Thursday, January 20, 2011

Thursday round up.

At Forbes, Jerry Bowyer highlights China’s weaknesses.

On Cafe Hayek, Don Boudreaux rebuts China currency manipulation charges.

The XtraNormal bears argue China manipulates its currency which steals American jobs.

The WSJ clarifies that China has many problems and that a burst of Reaganite growth would restore American confidence.

China remains an underdeveloped country, its economy barely one-third the size of America's. Its leaders live in fear of peasant revolts, ethnic separatists, underground religious movements, political dissidents and the free flow of information.
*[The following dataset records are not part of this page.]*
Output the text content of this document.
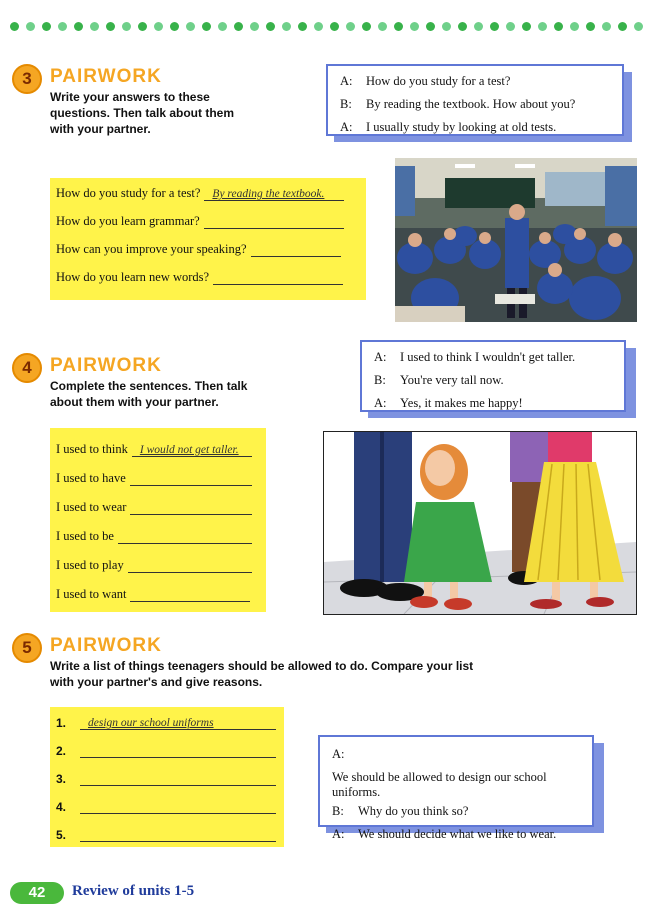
3 PAIRWORK
Write your answers to these
questions. Then talk about them
with your partner.
A: How do you study for a test?
B: By reading the textbook. How about you?
A: I usually study by looking at old tests.
How do you study for a test?	By reading the textbook.
How do you learn grammar?
How can you improve your speaking?
How do you learn new words?
4 PAIRWORK
Complete the sentences. Then talk
about them with your partner.
A: I used to think I wouldn't get taller.
B: You're very tall now.
A: Yes, it makes me happy!
I used to think	I would not get taller.
I used to have
I used to wear
I used to be
I used to play
I used to want
5 PAIRWORK
Write a list of things teenagers should be allowed to do. Compare your list
with your partner's and give reasons.
1.	design our school uniforms
2.
3.
4.
5.
A:We should be allowed to design our school uniforms.
B: Why do you think so?
A: We should decide what we like to wear.
42	Review of units 1-5
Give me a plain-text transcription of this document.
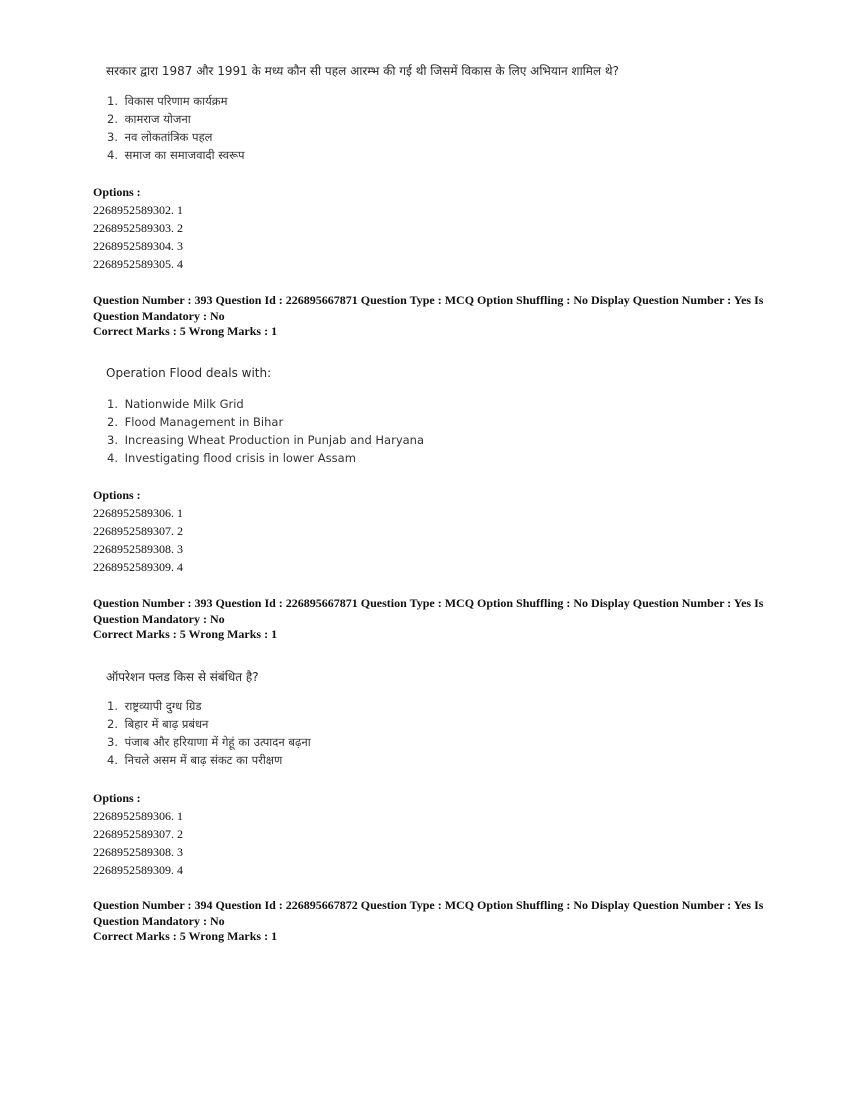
सरकार द्वारा 1987 और 1991 के मध्य कौन सी पहल आरम्भ की गई थी जिसमें विकास के लिए अभियान शामिल थे?
1. विकास परिणाम कार्यक्रम
2. कामराज योजना
3. नव लोकतांत्रिक पहल
4. समाज का समाजवादी स्वरूप
Options :
2268952589302. 1
2268952589303. 2
2268952589304. 3
2268952589305. 4
Question Number : 393 Question Id : 226895667871 Question Type : MCQ Option Shuffling : No Display Question Number : Yes Is Question Mandatory : No
Correct Marks : 5 Wrong Marks : 1
Operation Flood deals with:
1. Nationwide Milk Grid
2. Flood Management in Bihar
3. Increasing Wheat Production in Punjab and Haryana
4. Investigating flood crisis in lower Assam
Options :
2268952589306. 1
2268952589307. 2
2268952589308. 3
2268952589309. 4
Question Number : 393 Question Id : 226895667871 Question Type : MCQ Option Shuffling : No Display Question Number : Yes Is Question Mandatory : No
Correct Marks : 5 Wrong Marks : 1
ऑपरेशन फ्लड किस से संबंधित है?
1. राष्ट्रव्यापी दुग्ध ग्रिड
2. बिहार में बाढ़ प्रबंधन
3. पंजाब और हरियाणा में गेहूं का उत्पादन बढ़ना
4. निचले असम में बाढ़ संकट का परीक्षण
Options :
2268952589306. 1
2268952589307. 2
2268952589308. 3
2268952589309. 4
Question Number : 394 Question Id : 226895667872 Question Type : MCQ Option Shuffling : No Display Question Number : Yes Is Question Mandatory : No
Correct Marks : 5 Wrong Marks : 1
Its economy remains profoundly hobbled by corruption, inefficient state-owned enterprises and an immature banking system.
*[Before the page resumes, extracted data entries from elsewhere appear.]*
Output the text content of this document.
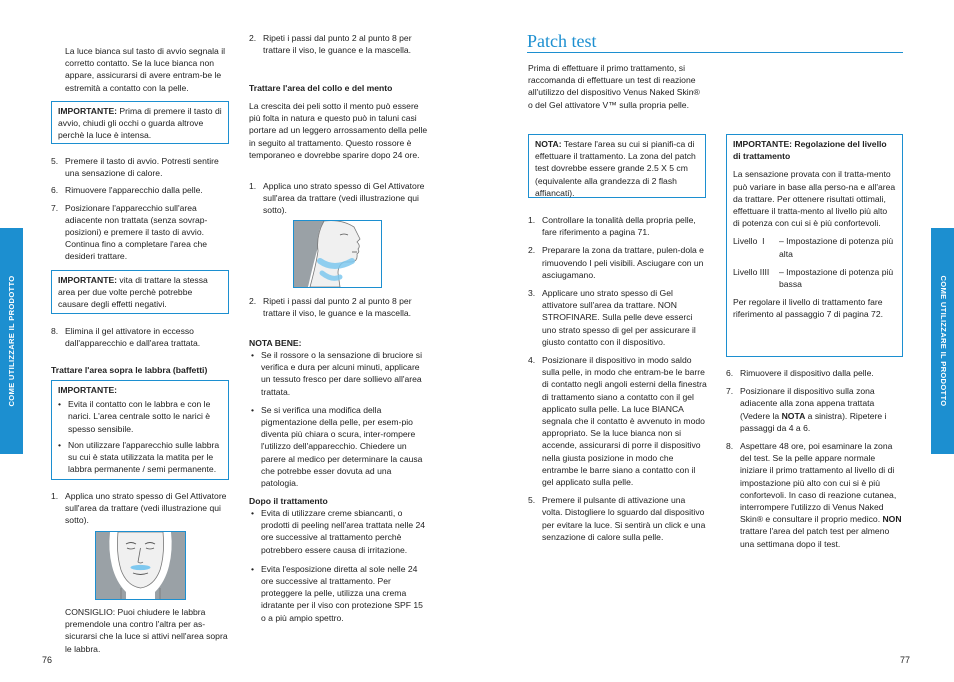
COME UTILIZZARE IL PRODOTTO	COME UTILIZZARE IL PRODOTTO

La luce bianca sul tasto di avvio segnala il corretto contatto. Se la luce bianca non appare, assicurarsi di avere entram-be le estremità a contatto con la pelle.

IMPORTANTE: Prima di premere il tasto di avvio, chiudi gli occhi o guarda altrove perchè la luce è intensa.
5. Premere il tasto di avvio. Potresti sentire una sensazione di calore.
6. Rimuovere l'apparecchio dalla pelle.
7. Posizionare l'apparecchio sull'area adiacente non trattata (senza sovrap-posizioni) e premere il tasto di avvio. Continua fino a completare l'area che desideri trattare.
IMPORTANTE: vita di trattare la stessa area per due volte perchè potrebbe causare degli effetti negativi.
8. Elimina il gel attivatore in eccesso dall'apparecchio e dall'area trattata.

Trattare l'area sopra le labbra (baffetti)

IMPORTANTE:

• Evita il contatto con le labbra e con le narici. L'area centrale sotto le narici è spesso sensibile.
• Non utilizzare l'apparecchio sulle labbra su cui è stata utilizzata la matita per le labbra permanente / semi permanente.
1. Applica uno strato spesso di Gel Attivatore sull'area da trattare (vedi illustrazione qui sotto).

CONSIGLIO: Puoi chiudere le labbra premendole una contro l'altra per as-sicurarsi che la luce si attivi nell'area sopra le labbra.

76
2. Ripeti i passi dal punto 2 al punto 8 per trattare il viso, le guance e la mascella.

Trattare l'area del collo e del mento

La crescita dei peli sotto il mento può essere più folta in natura e questo può in taluni casi portare ad un leggero arrossamento della pelle in seguito al trattamento. Questo rossore è temporaneo e dovrebbe sparire dopo 24 ore.

1. Applica uno strato spesso di Gel Attivatore sull'area da trattare (vedi illustrazione qui sotto).
2. Ripeti i passi dal punto 2 al punto 8 per trattare il viso, le guance e la mascella.

NOTA BENE:

• Se il rossore o la sensazione di bruciore si verifica e dura per alcuni minuti, applicare un tessuto fresco per dare sollievo all'area trattata.
• Se si verifica una modifica della pigmentazione della pelle, per esem-pio diventa più chiara o scura, inter-rompere l'utilizzo dell'apparecchio. Chiedere un parere al medico per determinare la causa che potrebbe esser dovuta ad una patologia.

Dopo il trattamento

• Evita di utilizzare creme sbiancanti, o prodotti di peeling nell'area trattata nelle 24 ore successive al trattamento perchè potrebbero essere causa di irritazione.
• Evita l'esposizione diretta al sole nelle 24 ore successive al trattamento. Per proteggere la pelle, utilizza una crema idratante per il viso con protezione SPF 15 o a più ampio spettro.
Patch test

Prima di effettuare il primo trattamento, si raccomanda di effettuare un test di reazione all'utilizzo del dispositivo Venus Naked Skin® o del Gel attivatore V™ sulla propria pelle.

NOTA: Testare l'area su cui si pianifi-ca di effettuare il trattamento. La zona del patch test dovrebbe essere grande 2.5 X 5 cm (equivalente alla grandezza di 2 flash affiancati).
1. Controllare la tonalità della propria pelle, fare riferimento a pagina 71.
2. Preparare la zona da trattare, pulen-dola e rimuovendo I peli visibili. Asciugare con un asciugamano.
3. Applicare uno strato spesso di Gel attivatore sull'area da trattare. NON STROFINARE. Sulla pelle deve esserci uno strato spesso di gel per assicurare il giusto contatto con il dispositivo.
4. Posizionare il dispositivo in modo saldo sulla pelle, in modo che entram-be le barre di contatto negli angoli esterni della finestra di trattamento siano a contatto con il gel applicato sulla pelle. La luce BIANCA segnala che il contatto è avvenuto in modo appropriato. Se la luce bianca non si accende, assicurarsi di porre il dispositivo nella giusta posizione in modo che entrambe le barre siano a contatto con il gel applicato sulla pelle.
5. Premere il pulsante di attivazione una volta. Distogliere lo sguardo dal dispositivo per evitare la luce. Si sentirà un click e una senzazione di calore sulla pelle.

IMPORTANTE: Regolazione del livello di trattamento

La sensazione provata con il tratta-mento può variare in base alla perso-na e all'area da trattare. Per ottenere risultati ottimali, effettuare il tratta-mento al livello più alto di potenza con cui si è più confortevoli.

Livello  I	– Impostazione di potenza più alta
Livello IIII	– Impostazione di potenza più bassa

Per regolare il livello di trattamento fare riferimento al passaggio 7 di pagina 72.

6. Rimuovere il dispositivo dalla pelle.
7. Posizionare il dispositivo sulla zona adiacente alla zona appena trattata (Vedere la NOTA a sinistra). Ripetere i passaggi da 4 a 6.
8. Aspettare 48 ore, poi esaminare la zona del test. Se la pelle appare normale iniziare il primo trattamento al livello di di impostazione più alto con cui si è più confortevoli. In caso di reazione cutanea, interrompere l'utilizzo di Venus Naked Skin® e consultare il proprio medico. NON trattare l'area del patch test per almeno una settimana dopo il test.
77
There is no genuine rule of law and its regulatory environment has become increasingly unpredictable for foreign investors and local entrepreneurs. It suffers from an aging population and environmental damage Americans wouldn't tolerate. Its greatest comparative advantage—cheap labor—is under strain from rising domestic wages and competition from places like Vietnam and Bangladesh.

Above all, China suffers from an absence of self-correcting mechanisms, beginning at the top with its authoritarian political system. And while it can trumpet achievements like a stealth fighter or bullet trains—some based on pilfered designs—it has a harder time adjusting to failure, much less admitting to it.

From Foreign Policy, Daniel W. Drezner explains that China isn’t beating the U.S.

On The Kudlow Report, Gov. Mitch Daniels (IN) shows sound policy instincts regarding China and pro-growth policies, but omits the dollar from his analysis:

At Conscience of a Liberal, Paul Krugman praises the Bush era’s dollar decline.

On his blog, Brad DeLong quotes Krugman citing Milton Friedman in favor of currency devaluation.

In The WSJ, Joseph Sternberg suggests China won’t "rebalance" toward consumption anytime soon.
China needs to reallocate capital and labor on a massive scale to orient itself toward producing goods and services that Chinese consumers want to consume. This will require major banking changes, especially improving access to credit for the small and medium-sized enterprises that make a modern consumption-driven economy tick. Both regulation and habit will get in the way.

The regulation involves interest rates: Government manages both deposit and lending rates in a way that guarantees banks a wide spread. This was intended to help banks earn themselves out of an earlier generation of nonperforming loans at the expense of households, which earn lower rates on savings deposits. And the policy could prove especially necessary if 2009's credit binge results in huge piles of bad debts.
On Lew Rockwell, "Norm" claims Bill Kristol’s recent support for monetary reform is “another neocon trick, like supply-side economics.”